Hacía frío, a pesar del sol; la tierra estaba dura, todo parecía viejo. En el portón intentaron detener a su acompañamiento, le dijeron que entrara solo:
—Éstos vienen conmigo, si no pasan me vuelvo.
Los seis hombres llevaban, ostensiblemente, bombas Laffitte en las manos. Así llegaron, encuadrando al ordenanza que los debía anunciar, al despacho del comisario general. Era una habitación amplia y destartalada, con vigas oscuras; en un rincón, una deslucida mesa de pino, unas cuantas sillas medio cojas.

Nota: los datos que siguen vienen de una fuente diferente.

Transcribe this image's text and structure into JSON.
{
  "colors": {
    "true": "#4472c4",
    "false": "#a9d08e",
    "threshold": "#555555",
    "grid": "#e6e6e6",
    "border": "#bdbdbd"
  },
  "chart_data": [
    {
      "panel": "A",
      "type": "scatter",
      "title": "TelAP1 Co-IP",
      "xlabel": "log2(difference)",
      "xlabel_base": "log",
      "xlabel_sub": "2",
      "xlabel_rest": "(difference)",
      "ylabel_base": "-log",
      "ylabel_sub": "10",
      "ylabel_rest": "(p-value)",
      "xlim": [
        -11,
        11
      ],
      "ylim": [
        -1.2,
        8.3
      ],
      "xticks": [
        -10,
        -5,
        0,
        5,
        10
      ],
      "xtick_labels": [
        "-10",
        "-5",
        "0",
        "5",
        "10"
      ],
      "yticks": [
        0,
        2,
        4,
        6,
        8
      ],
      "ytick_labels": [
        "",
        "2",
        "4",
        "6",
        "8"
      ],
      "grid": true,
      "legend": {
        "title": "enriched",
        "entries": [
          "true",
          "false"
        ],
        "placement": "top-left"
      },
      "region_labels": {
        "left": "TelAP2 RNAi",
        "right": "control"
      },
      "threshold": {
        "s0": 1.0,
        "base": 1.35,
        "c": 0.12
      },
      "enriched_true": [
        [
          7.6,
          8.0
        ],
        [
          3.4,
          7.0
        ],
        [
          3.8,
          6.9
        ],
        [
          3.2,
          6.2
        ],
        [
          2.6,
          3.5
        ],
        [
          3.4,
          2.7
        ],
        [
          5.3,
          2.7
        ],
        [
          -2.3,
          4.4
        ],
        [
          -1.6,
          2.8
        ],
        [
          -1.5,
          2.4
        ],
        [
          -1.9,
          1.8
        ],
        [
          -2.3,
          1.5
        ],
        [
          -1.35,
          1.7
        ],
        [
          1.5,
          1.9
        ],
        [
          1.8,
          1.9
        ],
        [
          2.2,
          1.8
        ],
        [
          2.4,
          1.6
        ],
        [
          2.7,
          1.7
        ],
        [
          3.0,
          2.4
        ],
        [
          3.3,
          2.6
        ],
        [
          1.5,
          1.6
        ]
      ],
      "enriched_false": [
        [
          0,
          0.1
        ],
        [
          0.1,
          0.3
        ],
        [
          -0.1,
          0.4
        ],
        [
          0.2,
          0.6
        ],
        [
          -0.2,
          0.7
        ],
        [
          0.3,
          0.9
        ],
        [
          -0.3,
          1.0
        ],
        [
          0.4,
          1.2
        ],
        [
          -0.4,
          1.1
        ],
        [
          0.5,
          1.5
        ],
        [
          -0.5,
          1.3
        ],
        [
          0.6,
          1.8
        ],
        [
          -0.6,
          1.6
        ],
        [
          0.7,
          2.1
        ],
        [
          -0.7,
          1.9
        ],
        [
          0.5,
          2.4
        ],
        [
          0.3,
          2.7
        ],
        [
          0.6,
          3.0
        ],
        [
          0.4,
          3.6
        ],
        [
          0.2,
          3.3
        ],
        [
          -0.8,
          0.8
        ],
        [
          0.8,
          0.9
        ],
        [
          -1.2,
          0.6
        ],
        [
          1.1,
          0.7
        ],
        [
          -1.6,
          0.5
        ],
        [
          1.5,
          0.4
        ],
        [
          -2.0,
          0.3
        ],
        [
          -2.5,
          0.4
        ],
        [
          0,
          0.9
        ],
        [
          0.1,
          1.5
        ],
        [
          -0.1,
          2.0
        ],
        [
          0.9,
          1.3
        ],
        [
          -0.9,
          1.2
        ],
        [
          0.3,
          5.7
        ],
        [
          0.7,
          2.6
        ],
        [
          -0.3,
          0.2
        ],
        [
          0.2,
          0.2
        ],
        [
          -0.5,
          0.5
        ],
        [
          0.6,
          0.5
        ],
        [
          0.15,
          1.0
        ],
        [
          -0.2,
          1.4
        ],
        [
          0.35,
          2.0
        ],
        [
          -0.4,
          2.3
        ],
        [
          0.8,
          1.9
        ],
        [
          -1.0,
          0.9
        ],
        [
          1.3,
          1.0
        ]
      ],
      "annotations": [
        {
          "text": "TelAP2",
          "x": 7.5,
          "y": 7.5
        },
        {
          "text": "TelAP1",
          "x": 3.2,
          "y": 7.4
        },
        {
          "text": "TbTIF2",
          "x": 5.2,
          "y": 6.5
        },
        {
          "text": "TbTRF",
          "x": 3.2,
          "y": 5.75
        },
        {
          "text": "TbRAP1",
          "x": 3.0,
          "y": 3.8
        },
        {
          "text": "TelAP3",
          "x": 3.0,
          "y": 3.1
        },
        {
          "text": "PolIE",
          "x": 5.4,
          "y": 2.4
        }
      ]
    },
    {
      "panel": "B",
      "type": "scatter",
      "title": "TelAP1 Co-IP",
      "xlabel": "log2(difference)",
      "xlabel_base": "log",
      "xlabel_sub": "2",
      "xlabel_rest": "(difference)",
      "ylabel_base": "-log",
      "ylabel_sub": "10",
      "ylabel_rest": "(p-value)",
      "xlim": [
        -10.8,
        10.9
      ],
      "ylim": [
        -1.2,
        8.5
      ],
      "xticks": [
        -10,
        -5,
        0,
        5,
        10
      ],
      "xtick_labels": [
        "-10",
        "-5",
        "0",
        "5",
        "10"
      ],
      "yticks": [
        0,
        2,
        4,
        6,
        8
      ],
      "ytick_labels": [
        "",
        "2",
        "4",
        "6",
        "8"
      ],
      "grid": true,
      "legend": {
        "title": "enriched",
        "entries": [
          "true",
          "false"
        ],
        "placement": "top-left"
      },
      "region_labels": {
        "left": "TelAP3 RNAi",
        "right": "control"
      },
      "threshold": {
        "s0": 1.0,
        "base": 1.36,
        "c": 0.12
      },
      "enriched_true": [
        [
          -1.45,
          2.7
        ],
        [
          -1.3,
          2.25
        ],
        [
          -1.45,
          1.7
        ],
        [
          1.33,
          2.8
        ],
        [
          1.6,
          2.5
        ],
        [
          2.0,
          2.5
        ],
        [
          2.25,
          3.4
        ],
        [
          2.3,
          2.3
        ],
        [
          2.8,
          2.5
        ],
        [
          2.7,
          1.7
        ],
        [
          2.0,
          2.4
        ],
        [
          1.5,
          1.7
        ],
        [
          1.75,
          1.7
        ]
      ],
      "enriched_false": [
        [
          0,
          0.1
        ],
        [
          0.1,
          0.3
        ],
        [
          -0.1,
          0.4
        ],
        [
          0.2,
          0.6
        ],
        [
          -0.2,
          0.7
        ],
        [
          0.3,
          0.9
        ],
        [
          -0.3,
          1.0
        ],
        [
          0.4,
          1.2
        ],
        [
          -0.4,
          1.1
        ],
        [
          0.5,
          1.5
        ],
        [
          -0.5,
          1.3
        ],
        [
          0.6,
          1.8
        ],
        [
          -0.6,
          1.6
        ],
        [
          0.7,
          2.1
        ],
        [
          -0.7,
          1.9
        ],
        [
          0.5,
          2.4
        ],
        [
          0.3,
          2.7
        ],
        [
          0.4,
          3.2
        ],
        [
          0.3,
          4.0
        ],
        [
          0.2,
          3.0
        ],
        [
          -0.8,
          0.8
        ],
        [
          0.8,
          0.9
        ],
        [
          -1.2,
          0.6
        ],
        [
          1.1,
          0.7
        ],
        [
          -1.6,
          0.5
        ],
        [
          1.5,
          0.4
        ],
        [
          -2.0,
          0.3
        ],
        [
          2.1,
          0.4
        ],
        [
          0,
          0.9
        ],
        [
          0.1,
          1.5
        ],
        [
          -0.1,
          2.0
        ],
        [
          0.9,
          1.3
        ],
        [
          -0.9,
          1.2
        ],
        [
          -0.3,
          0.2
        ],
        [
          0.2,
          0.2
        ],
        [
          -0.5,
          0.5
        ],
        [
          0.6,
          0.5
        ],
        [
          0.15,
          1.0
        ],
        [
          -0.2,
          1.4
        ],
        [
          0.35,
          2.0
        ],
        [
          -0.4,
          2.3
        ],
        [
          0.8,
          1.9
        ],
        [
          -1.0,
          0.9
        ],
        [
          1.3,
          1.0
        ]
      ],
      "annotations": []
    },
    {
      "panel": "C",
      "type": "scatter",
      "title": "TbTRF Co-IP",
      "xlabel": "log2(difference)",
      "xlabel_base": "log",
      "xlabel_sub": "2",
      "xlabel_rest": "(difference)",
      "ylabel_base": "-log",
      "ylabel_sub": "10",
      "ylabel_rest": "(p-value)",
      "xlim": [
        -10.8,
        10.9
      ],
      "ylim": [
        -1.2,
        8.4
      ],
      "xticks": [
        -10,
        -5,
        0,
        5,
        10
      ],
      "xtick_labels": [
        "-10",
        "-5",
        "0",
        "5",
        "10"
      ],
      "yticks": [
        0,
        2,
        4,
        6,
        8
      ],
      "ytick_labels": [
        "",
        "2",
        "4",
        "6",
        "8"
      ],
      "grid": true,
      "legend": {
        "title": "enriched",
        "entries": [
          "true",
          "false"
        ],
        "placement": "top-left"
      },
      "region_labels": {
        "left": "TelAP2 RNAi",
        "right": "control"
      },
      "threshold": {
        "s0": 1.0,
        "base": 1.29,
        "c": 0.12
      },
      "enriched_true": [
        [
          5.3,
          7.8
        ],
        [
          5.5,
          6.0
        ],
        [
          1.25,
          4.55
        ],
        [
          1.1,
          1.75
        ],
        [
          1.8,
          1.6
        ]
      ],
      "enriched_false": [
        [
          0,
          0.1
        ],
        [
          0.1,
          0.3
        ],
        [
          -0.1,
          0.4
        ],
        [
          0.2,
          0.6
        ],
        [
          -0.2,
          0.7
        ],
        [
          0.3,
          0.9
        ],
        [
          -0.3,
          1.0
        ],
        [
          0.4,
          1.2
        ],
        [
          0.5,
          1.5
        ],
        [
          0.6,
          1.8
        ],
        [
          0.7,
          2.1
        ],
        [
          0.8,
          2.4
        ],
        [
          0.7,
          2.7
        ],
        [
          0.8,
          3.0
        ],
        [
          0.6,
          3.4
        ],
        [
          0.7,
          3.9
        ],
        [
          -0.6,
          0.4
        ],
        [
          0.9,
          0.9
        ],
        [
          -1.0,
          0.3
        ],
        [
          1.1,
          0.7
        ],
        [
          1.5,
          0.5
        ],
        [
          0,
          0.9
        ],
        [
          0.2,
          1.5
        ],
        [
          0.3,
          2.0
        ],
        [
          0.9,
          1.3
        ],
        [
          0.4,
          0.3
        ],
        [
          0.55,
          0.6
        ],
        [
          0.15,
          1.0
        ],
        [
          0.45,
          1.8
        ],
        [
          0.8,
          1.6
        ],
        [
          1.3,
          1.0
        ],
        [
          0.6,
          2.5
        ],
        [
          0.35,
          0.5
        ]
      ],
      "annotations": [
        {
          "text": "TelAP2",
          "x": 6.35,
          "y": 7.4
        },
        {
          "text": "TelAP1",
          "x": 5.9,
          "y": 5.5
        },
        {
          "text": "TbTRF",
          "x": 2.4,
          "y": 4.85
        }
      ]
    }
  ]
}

—Te he mandado llamar para que me des una explicación detallada de tu inconcebible conducta. Pero, primero, que salgan estos hombres.
—Vienen conmigo.
—Que salgan y que te esperen afuera, en la plaza.
—No salen.
—¿Quién manda aquí?
—Tú serás jefe de unidad, pero yo también. Luego soy tanto como tú. Y si he venido es para que veas que no es desprecio, y que no tengo miedo. Nosotros hacemos la guerra como creemos que debemos hacerla. Nos dijeron que a cavar trincheras, pues se cavaron las trincheras. Pero sin propagandas, ¿eh?
—Ahora mismo te llevas al comisario Barroso y le das toda clase de satisfacciones ante la tropa.
—Porque tú lo dices… Y, bueno, ya me has visto, que es lo que querías, ya vine y ya me voy. A tus órdenes. Compañeros, andando que es gerundio.
Y como habían entrado, se fueron.
—¡Quietos! —ordenó el comisario general a los suyos—. ¡Quietos! O habrá una sarracina. Dejad que se vayan e id en seguida por ellos, en la carretera.
El Padre Benito y los suyos traían una carcacha; a un kilómetro de la salida del pueblo, en el primer recodo, mandó poner pies en tierra y dispuso sus hombres a ambos lados de la carretera. Tan pronto como aparecieron los dos automóviles del comisariado, abrieron fuego. Los apresores no insistieron, dando media vuelta.
En el campamento, aquello se celebró como una gran victoria. Agustín le preguntó al Tellina:
—Así, ¿cómo quieres que ganemos la guerra?
El Tellina se alzó de hombros. Agustín, que había visto y vivido la guerra de Madrid, comprendía que aquello acabaría mal.